Fiel al Señor por la vocación que le concedió y contento por lo vivido y logrado a lo largo de estos años es como celebró ayer el presbítero Roger Castilla Segura sus 32 años de sacerdocio junto a la comunidad de la parroquia de San José de la Montaña.
Fue el 3 de junio de 1992, fiesta de San Francisco Javier, patrono de las misiones, cuando el sacerdote fue ordenado en la S.I. Catedral de Mérida por el arzobispo monseñor Manuel Castro Ruiz.
En esa ocasión también fueron ordenados Jorge Laviada Molina (q.e.p.d.), César Segovia Hoil y Wílliam Puga Cobá, quien dejó el sacerdocio hace unos años.
El padre Roger Castilla señala que la ordenación es para ser fieles al Señor, tal como él lo ha sido a lo largo de estos 32 años. “Doy gracias a Dios por la gente que he conocido, a todos los que han sido un peldaño de ayuda y oración para mí”.
Durante estas más de tres décadas como sacerdote ha vivido momentos buenos y otros difíciles, “cuestiones que hay que solucionar con la luz del Espíritu Santo para tomar una buena decisión”.
Pero es su fe la que le ha ayudado a seguir en el camino del sacerdocio y superar las adversidades.
En su Motul querido
El domingo pasado tuvo una misa de acción de gracias en Acanceh para celebrar estos 32 años al servicio de Cristo, pues, aunque nació en Mérida, pasó su infancia y adolescencia en ese municipio y fue en la parroquia de esa población de donde salió siendo monaguillo para ingresar al Seminario el 1 de septiembre de 1981.

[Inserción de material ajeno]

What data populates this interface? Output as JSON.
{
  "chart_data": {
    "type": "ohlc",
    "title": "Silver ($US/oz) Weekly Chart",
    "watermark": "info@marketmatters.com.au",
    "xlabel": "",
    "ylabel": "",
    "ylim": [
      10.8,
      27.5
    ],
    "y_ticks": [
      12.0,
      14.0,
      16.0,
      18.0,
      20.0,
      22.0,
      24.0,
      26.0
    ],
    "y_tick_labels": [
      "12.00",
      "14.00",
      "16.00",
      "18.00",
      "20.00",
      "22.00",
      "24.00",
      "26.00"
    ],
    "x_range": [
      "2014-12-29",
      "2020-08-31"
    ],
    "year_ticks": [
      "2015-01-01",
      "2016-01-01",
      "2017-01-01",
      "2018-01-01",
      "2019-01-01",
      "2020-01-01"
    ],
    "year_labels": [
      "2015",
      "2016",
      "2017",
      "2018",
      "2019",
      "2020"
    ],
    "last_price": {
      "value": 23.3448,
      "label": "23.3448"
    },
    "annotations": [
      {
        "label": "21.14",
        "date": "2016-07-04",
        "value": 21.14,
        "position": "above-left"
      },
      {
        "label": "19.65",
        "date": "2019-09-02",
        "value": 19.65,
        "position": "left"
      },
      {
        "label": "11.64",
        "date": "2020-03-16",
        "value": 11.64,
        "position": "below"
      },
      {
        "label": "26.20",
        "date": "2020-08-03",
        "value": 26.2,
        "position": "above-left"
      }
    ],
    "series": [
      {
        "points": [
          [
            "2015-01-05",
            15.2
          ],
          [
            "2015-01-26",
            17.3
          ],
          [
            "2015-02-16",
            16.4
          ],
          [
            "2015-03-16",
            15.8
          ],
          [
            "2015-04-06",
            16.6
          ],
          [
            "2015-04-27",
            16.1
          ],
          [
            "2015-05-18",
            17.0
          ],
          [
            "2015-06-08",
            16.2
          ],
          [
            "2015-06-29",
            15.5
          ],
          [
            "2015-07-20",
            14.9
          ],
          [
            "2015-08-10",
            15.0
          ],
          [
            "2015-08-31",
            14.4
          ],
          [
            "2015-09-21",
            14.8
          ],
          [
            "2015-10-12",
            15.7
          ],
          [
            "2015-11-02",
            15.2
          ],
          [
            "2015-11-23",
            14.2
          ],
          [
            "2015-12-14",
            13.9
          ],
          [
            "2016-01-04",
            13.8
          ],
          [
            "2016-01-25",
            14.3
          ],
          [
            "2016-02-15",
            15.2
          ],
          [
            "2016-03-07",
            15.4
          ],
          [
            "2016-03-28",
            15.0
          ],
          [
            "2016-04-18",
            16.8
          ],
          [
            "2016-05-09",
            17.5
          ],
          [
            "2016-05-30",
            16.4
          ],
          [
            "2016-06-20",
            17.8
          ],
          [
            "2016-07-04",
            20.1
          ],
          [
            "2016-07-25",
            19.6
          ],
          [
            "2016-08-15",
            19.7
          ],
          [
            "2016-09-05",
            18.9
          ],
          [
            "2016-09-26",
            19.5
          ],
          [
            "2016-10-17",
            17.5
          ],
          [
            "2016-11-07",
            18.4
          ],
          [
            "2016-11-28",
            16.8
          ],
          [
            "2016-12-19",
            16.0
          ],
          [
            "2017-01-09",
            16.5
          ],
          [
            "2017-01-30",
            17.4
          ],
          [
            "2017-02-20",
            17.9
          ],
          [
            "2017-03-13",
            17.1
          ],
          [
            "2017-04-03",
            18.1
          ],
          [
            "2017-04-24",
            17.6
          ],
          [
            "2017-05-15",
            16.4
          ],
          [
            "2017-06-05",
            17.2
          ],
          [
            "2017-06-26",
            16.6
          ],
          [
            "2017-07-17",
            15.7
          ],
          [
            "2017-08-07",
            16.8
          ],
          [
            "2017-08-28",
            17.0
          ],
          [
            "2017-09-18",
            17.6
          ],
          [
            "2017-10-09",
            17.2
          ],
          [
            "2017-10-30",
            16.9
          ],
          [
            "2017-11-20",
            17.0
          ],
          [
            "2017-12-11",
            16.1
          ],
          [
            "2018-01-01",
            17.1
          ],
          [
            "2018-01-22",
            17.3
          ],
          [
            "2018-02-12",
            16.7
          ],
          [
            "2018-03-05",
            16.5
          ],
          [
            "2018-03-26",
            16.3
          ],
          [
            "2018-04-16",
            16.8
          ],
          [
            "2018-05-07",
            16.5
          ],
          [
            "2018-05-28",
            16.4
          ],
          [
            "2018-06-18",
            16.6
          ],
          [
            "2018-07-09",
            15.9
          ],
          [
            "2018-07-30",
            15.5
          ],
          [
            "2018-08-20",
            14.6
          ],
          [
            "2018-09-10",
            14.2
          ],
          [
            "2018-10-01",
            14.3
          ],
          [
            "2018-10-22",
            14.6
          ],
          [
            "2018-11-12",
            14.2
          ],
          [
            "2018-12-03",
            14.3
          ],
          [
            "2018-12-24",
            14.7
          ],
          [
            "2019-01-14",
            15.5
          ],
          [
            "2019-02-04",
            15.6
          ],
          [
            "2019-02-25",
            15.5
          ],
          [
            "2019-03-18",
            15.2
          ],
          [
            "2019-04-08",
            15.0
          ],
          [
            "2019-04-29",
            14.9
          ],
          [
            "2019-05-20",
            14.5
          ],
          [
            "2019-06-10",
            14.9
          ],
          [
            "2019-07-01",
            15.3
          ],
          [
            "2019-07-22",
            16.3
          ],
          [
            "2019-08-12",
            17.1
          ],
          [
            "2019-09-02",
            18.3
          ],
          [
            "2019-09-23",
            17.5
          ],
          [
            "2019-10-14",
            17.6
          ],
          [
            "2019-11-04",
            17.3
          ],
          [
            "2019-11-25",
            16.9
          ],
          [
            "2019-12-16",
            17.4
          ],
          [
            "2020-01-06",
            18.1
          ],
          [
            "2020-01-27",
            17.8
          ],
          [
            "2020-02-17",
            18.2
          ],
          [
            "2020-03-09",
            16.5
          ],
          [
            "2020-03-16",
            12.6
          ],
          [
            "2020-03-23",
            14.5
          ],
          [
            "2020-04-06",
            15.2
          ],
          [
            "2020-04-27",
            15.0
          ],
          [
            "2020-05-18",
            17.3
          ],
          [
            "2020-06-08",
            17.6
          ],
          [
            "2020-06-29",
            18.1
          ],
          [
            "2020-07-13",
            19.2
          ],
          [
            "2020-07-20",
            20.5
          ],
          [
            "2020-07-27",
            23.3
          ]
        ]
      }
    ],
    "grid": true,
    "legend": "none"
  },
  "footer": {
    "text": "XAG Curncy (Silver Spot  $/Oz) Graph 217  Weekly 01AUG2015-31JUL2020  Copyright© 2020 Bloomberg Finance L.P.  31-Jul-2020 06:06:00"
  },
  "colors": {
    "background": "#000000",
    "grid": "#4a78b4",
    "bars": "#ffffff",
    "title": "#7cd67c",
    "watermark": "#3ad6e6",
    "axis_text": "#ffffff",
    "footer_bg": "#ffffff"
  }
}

Ayer también celebró una misa en su iglesia parroquial sede.
Realizó su Ministerio de Lectorado en el curso 1990-1991 colaborando en la parroquia de los Tres Reyes de Tizimín, en lo que fue una experiencia que, como en cada lugar, marcó su vida. Su último año de estudios 1991-1992 lo hizo en la parroquia de Tekax.
A lo largo de estos años se ha mantenido fiel al mandato de Dios, incluso cuando no entiende sus motivos, pero con la seguridad de que lo entenderá después.
Servicios
El padre inició su ministerio como vicario en la parroquia de María Madre de la Iglesia, en la colonia Carranza, y luego fue vicario en María Inmaculada, del Campestre.

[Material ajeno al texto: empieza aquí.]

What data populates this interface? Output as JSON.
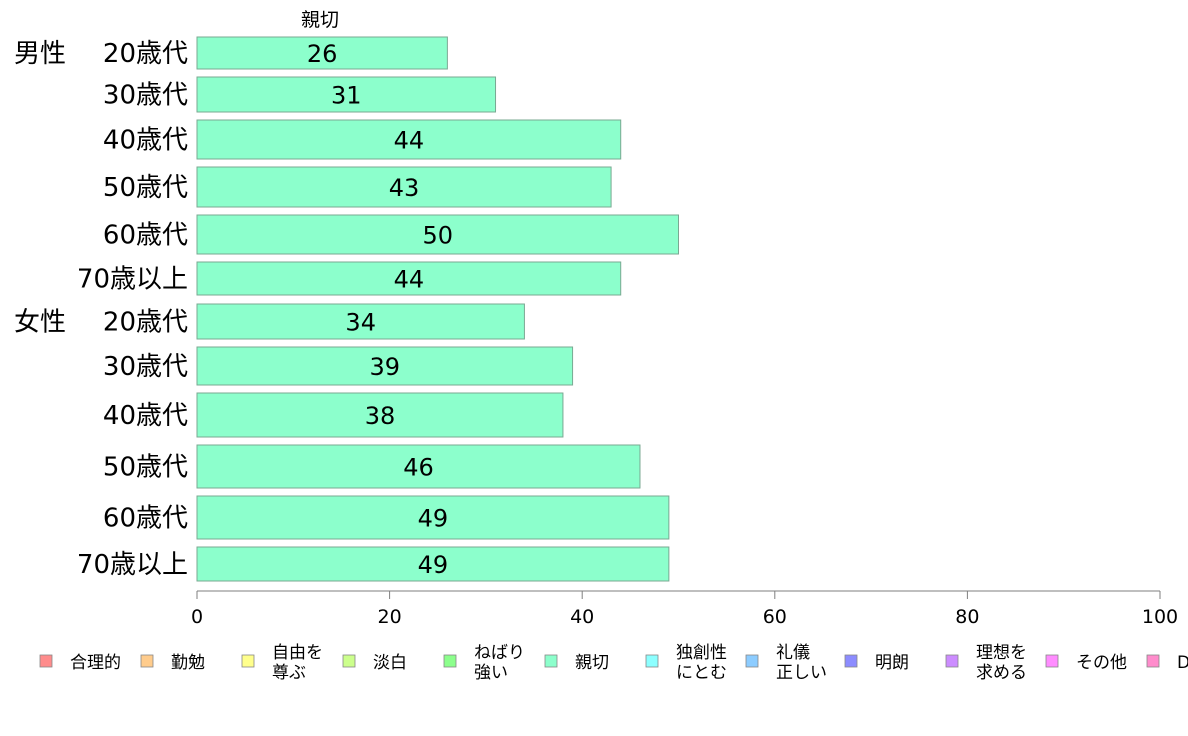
{
  "chart_data": {
    "type": "bar",
    "orientation": "horizontal",
    "series_title": "親切",
    "groups": [
      {
        "name": "男性",
        "categories": [
          "20歳代",
          "30歳代",
          "40歳代",
          "50歳代",
          "60歳代",
          "70歳以上"
        ],
        "values": [
          26,
          31,
          44,
          43,
          50,
          44
        ]
      },
      {
        "name": "女性",
        "categories": [
          "20歳代",
          "30歳代",
          "40歳代",
          "50歳代",
          "60歳代",
          "70歳以上"
        ],
        "values": [
          34,
          39,
          38,
          46,
          49,
          49
        ]
      }
    ],
    "series": [
      {
        "name": "親切",
        "values": [
          26,
          31,
          44,
          43,
          50,
          44,
          34,
          39,
          38,
          46,
          49,
          49
        ]
      }
    ],
    "xlim": [
      0,
      100
    ],
    "xticks": [
      "0",
      "20",
      "40",
      "60",
      "80",
      "100"
    ],
    "bar_color": "#8cffcc",
    "grid": false,
    "legend_position": "bottom",
    "legend": [
      {
        "label": [
          "合理的"
        ],
        "color": "#ff8c8c"
      },
      {
        "label": [
          "勤勉"
        ],
        "color": "#ffcc8c"
      },
      {
        "label": [
          "自由を",
          "尊ぶ"
        ],
        "color": "#ffff8c"
      },
      {
        "label": [
          "淡白"
        ],
        "color": "#ccff8c"
      },
      {
        "label": [
          "ねばり",
          "強い"
        ],
        "color": "#8cff8c"
      },
      {
        "label": [
          "親切"
        ],
        "color": "#8cffcc"
      },
      {
        "label": [
          "独創性",
          "にとむ"
        ],
        "color": "#8cffff"
      },
      {
        "label": [
          "礼儀",
          "正しい"
        ],
        "color": "#8cccff"
      },
      {
        "label": [
          "明朗"
        ],
        "color": "#8c8cff"
      },
      {
        "label": [
          "理想を",
          "求める"
        ],
        "color": "#cc8cff"
      },
      {
        "label": [
          "その他"
        ],
        "color": "#ff8cff"
      },
      {
        "label": [
          "D"
        ],
        "color": "#ff8ccc"
      }
    ]
  }
}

Su primer encargo como párroco fue en 1997 en San José Obrero, en la colonia San José Tecoh.
También ha estado a cargo de la parroquia de San Francisco de Asís, de la Ascensión del Señor (donde terminó la construcción de los espacios de la iglesia) y en Santa Rosa de Lima, como parte de la cual también debía visitar varias comisarías. Retornó un año, ya como párroco, a María Madre de la Iglesia y luego estuvo seis años en la parroquia de Corpus Christi, en la colonia Bojórquez.
Fue el 18 de agosto de 2021 cuando se le asignó la sede parroquial de San José de la Montaña, donde se encuentra hasta ahora.

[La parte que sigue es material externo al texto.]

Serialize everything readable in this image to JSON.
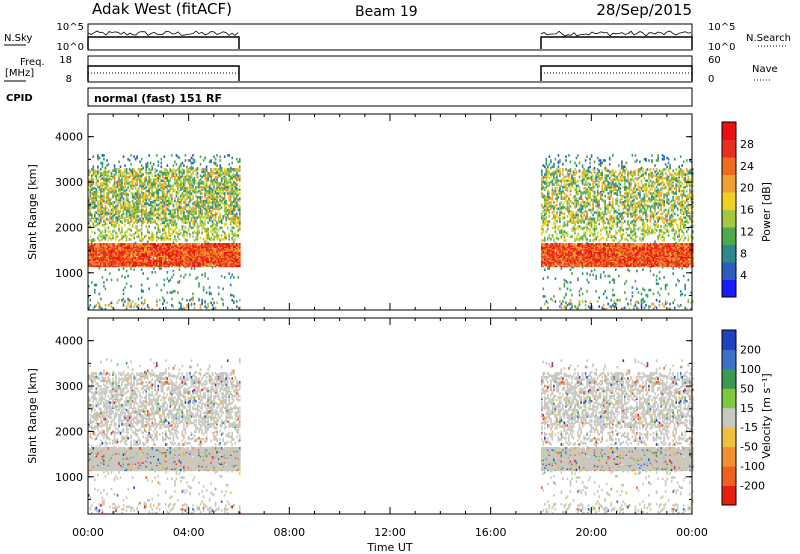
{
  "header": {
    "station": "Adak West (fitACF)",
    "beam": "Beam 19",
    "date": "28/Sep/2015"
  },
  "panels": {
    "nsky": {
      "left_label": "N.Sky",
      "right_label": "N.Search",
      "left_ticks": [
        "10^5",
        "10^0"
      ],
      "right_ticks": [
        "10^5",
        "10^0"
      ]
    },
    "freq": {
      "left_label_1": "Freq.",
      "left_label_2": "[MHz]",
      "right_label": "Nave",
      "left_ticks": [
        "18",
        "8"
      ],
      "right_ticks": [
        "60",
        "0"
      ]
    },
    "cpid": {
      "label": "CPID",
      "text": "normal (fast) 151 RF"
    }
  },
  "axes": {
    "x_label": "Time UT",
    "x_ticks": [
      "00:00",
      "04:00",
      "08:00",
      "12:00",
      "16:00",
      "20:00",
      "00:00"
    ],
    "y_label": "Slant Range [km]",
    "y_ticks": [
      "1000",
      "2000",
      "3000",
      "4000"
    ]
  },
  "colorbars": {
    "power": {
      "label": "Power [dB]",
      "ticks": [
        "4",
        "8",
        "12",
        "16",
        "20",
        "24",
        "28"
      ],
      "colors": [
        "#1a1aff",
        "#2a5cc0",
        "#2e8a8a",
        "#4ea84e",
        "#a0c840",
        "#f0d020",
        "#f0a030",
        "#f06a20",
        "#e83020",
        "#e81010"
      ]
    },
    "velocity": {
      "label": "Velocity [m s⁻¹]",
      "ticks": [
        "200",
        "100",
        "50",
        "15",
        "-15",
        "-50",
        "-100",
        "-200"
      ],
      "colors": [
        "#2040c0",
        "#3a70c8",
        "#3a9a50",
        "#80c840",
        "#c8c8c0",
        "#f0c040",
        "#f09030",
        "#f06020",
        "#e82010"
      ]
    }
  },
  "chart_data": [
    {
      "type": "heatmap",
      "title": "Power",
      "xlabel": "Time UT",
      "ylabel": "Slant Range [km]",
      "x_range_hours": [
        0,
        24
      ],
      "ylim": [
        180,
        4500
      ],
      "data_intervals_hours": [
        [
          0,
          6
        ],
        [
          18,
          24
        ]
      ],
      "bands": [
        {
          "t": [
            0,
            6
          ],
          "range_km": [
            1150,
            1650
          ],
          "level": "high"
        },
        {
          "t": [
            0,
            6
          ],
          "range_km": [
            2100,
            3300
          ],
          "level": "medium"
        },
        {
          "t": [
            18,
            24
          ],
          "range_km": [
            1150,
            1600
          ],
          "level": "high"
        },
        {
          "t": [
            18,
            24
          ],
          "range_km": [
            1700,
            3000
          ],
          "level": "medium"
        }
      ]
    },
    {
      "type": "heatmap",
      "title": "Velocity",
      "xlabel": "Time UT",
      "ylabel": "Slant Range [km]",
      "x_range_hours": [
        0,
        24
      ],
      "ylim": [
        180,
        4500
      ],
      "data_intervals_hours": [
        [
          0,
          6
        ],
        [
          18,
          24
        ]
      ],
      "dominant_value_range": "-15 to 15"
    }
  ]
}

A su llegada a dicha parroquia se encargó de la reparación del templo, que presentaba numerosas grietas en el techo, el cual también fue impermeabilizado.
Se arreglaron los salones, en los que se habían acumulado cosas inservibles, y se repararon los baños.
Esos arreglos fueron bendecidos hace un par de años por el arzobispo monseñor Gustavo Rodríguez Vega.
Nuevos arreglos
Inquieto de espíritu y siempre buscando dar lo mejor a la comunidad en la que se encuentra, realizó la reparación de todo el sistema eléctrico de la iglesia, ya que representaba un peligro al tener cables pelados y empates, además de una amenaza de cortocircuito.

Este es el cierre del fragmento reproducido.